After months of waiting, the College received approval for the Reserve Officers’ Training Corps (R.O.T.C.) unit for which it had applied to the War Department.
New Departments
The College Catalog lists new departments in Secretarial and Zoology.
STUDENT LIFE
The Pandemic
The worldwide pandemic of Spanish flu hit the Pomona campus in October and continued into the following year, but fortunately, no students died of the disease. The epidemic was so serious that students were given only one day for Thanksgiving holiday and advised not to leave Claremont.
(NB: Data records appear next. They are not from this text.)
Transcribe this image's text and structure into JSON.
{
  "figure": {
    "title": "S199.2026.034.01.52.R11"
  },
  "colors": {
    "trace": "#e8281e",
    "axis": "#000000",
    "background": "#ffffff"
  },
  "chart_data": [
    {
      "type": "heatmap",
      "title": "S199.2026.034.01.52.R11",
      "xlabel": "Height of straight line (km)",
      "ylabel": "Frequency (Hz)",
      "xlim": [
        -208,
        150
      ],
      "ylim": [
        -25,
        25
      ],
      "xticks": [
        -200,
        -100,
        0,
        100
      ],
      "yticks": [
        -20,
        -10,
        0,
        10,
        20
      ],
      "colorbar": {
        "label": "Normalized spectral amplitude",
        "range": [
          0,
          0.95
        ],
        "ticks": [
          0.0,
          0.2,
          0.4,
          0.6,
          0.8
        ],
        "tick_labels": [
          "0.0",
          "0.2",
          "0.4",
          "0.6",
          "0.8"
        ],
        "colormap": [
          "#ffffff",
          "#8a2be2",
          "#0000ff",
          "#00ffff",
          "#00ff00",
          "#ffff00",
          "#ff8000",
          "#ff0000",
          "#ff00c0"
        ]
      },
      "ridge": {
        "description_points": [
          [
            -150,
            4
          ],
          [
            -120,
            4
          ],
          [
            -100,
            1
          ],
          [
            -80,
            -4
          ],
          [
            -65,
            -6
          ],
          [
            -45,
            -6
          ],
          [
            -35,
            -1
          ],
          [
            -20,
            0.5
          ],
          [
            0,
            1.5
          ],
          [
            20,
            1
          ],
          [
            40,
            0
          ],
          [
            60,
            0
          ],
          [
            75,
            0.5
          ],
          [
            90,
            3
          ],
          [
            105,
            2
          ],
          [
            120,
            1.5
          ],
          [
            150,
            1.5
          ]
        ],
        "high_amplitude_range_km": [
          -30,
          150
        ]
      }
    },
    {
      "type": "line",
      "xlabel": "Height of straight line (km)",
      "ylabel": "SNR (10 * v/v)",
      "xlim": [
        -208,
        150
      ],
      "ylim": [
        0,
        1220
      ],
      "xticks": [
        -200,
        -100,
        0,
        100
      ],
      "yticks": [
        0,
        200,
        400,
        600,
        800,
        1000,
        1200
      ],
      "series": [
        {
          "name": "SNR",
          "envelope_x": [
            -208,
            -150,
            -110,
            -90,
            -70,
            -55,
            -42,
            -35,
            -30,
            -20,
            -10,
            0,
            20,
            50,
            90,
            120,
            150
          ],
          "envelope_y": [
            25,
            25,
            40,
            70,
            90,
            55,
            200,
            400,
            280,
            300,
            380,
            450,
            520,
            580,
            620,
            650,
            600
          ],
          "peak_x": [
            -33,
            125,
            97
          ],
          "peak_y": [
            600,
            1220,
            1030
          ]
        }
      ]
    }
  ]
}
As late as January 1919, social and public gatherings were prohibited in Claremont by the City Board of Health, and students who desired to leave town were required to get permission from College authorities. Photos from that period frequently show people wearing prophylactic masks for protection, including a remarkable shot of soldiers marching in front of Carnegie Library on Armistice Day, all garbed in uniforms and face masks.
The Coop
The “ɫɫ Co-operative Store,” aka the Coop, was established during 1918-1919 after the Student Army Training Corps (SATC) was disorganized with the end of the war. Apparently the idea for a store for students stocked with supplies and refreshments was inspired by the “Y.M. Canteen Service" during the influenza quarantine.
Military Metate
With the U.S. entering World War I on the side of Britain and France, the 1919 Metate (published by the junior class in 1918) had a somber military aesthetic to match the mood of the times, including illustrations of soldiers, battleships and fighter planes.
ELSEWHERE
Russia switched from the Julian calendar to the Gregorian calendar, and as a result, the date skipped from Feb. 1 to Feb. 14.
Germany signed an armistice agreement with the Allies in a railroad car in France.
The Spanish Flu became a pandemic, killing more than 30 million people in six months’ time.